Miles reminds himself daily that the struggles facing his community aren’t easy ones, but with the support of the GSA and the educators who help the group’s members to thrive, every day brings him closer to a world in which he and his friends will not have to hide. Despite what he’s seen and the knowledge that the career path he has chosen is going to be a challenging one to traverse, Miles approached his high school graduation with confidence. His experiences with affirming and encouraging educators has not only helped him to determine his trajectory in life, but to understand himself and his identity in a safe environment. Miles hopes to be that supportive presence in the lives of his future students and plans to take the lessons that he learned at Heights High School with him on his journey to creating a more accepting future for LGBTQ+ youth.

“Fundamentally, it starts with the fact that queer people don’t choose to be queer,” Miles said. “A lot of people know that they are queer at a very young age and it’s difficult to articulate that because of your ignorance to the community. The more you learn through the internet, through friends, through people that you know, the better you can understand yourself.

“It is hard. It is difficult. A lot of people are going to tell you not to do it because it is not the norm, it’s not what people do, but I would whole-heartedly recommend that you do what you need to do. Step on people’s toes, step over people if you need to, because in the end, you might make people mad, but you are going to end up in a happier place yourself.”

Miles was nervous walking into his senior prom in the dress he picked out and accessorized with such loving care, the pearls he’d been saving for a special occasion, and the ruby red lipstick with which he so meticulously lined his lips. He had a pit in his stomach, every step an act of rebellion.

“The barriers don’t break if we don’t move them,” said Miles, and he smiled. “People loved it. As I walked in the door, it was like a weight off my shoulders. There’s no other way to make progress without moving forward. It takes a big step, and it took a big step for me in four-inch heels, but I made it.”

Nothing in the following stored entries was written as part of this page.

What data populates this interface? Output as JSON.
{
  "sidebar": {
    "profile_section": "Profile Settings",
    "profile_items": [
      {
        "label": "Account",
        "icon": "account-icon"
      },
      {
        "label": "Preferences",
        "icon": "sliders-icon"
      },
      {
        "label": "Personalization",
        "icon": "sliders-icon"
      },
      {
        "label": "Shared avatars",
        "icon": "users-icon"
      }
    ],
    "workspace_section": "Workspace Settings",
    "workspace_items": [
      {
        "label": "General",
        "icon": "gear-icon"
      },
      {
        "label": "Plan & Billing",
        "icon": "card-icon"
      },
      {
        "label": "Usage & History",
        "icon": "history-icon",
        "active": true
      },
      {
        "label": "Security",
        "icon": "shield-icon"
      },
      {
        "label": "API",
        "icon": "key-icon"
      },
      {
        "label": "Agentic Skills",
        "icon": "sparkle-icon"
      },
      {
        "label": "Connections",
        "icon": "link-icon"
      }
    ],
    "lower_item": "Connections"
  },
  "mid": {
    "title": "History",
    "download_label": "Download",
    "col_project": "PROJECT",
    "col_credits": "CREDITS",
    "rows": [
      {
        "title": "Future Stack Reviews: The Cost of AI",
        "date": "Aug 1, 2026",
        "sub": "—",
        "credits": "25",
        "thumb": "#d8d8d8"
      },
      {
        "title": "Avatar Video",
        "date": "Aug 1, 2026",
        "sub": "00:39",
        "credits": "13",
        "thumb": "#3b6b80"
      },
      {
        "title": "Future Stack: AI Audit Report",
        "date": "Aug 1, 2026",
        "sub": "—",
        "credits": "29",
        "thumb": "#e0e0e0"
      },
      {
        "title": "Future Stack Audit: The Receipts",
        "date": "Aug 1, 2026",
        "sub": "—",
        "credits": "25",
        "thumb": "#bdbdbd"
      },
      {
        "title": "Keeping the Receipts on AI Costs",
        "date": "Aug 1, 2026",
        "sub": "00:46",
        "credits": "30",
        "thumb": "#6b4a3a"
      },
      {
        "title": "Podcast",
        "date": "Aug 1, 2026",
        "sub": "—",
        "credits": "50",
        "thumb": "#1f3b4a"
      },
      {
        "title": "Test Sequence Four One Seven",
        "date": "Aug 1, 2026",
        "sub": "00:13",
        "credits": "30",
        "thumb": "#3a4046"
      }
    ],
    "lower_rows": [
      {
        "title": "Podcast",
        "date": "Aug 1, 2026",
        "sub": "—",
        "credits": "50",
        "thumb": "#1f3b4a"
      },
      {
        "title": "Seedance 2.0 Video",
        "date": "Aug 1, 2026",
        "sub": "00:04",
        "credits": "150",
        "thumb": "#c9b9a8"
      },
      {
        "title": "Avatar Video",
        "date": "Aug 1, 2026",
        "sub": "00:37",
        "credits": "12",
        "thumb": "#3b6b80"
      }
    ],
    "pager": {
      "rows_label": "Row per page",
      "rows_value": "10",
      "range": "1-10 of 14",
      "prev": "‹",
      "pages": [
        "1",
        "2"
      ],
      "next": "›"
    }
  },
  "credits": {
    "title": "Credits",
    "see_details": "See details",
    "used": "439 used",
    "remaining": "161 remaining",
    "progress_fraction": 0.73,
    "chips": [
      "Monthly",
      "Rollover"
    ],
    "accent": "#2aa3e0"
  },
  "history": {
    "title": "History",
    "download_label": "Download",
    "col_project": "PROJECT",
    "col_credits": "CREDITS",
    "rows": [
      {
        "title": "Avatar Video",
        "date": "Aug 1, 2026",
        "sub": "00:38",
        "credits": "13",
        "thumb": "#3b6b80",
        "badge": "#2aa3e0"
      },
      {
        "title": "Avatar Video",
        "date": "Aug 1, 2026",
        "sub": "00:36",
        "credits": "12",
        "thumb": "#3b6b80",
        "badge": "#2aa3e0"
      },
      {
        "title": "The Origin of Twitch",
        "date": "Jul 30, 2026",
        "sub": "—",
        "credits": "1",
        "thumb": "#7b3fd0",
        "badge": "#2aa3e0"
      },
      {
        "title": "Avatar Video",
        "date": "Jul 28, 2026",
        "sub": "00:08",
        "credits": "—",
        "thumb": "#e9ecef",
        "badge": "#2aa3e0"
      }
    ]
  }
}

[1] Johns, M.M., Lowry, R., Andrzejewski, J., Barrios, L.C., Zewditu, D., McManus, T., et al. (2019). Transgender identity and experiences of violence victimization, substance use, suicide risk, and sexual risk behaviors among high school student–19 states and large urban school districts, 2017. Morbidity and Mortality Weekly Report, 68(3), 65-71.

Johns MM, Lowry R, Haderxhanaj LT, et al. (2020). Trends in violence victimization and suicide risk by sexual identity among high school students — Youth Risk Behavior Survey, United States, 2015–2019. Morbidity and Mortality Weekly, 69(Suppl-1):19–27.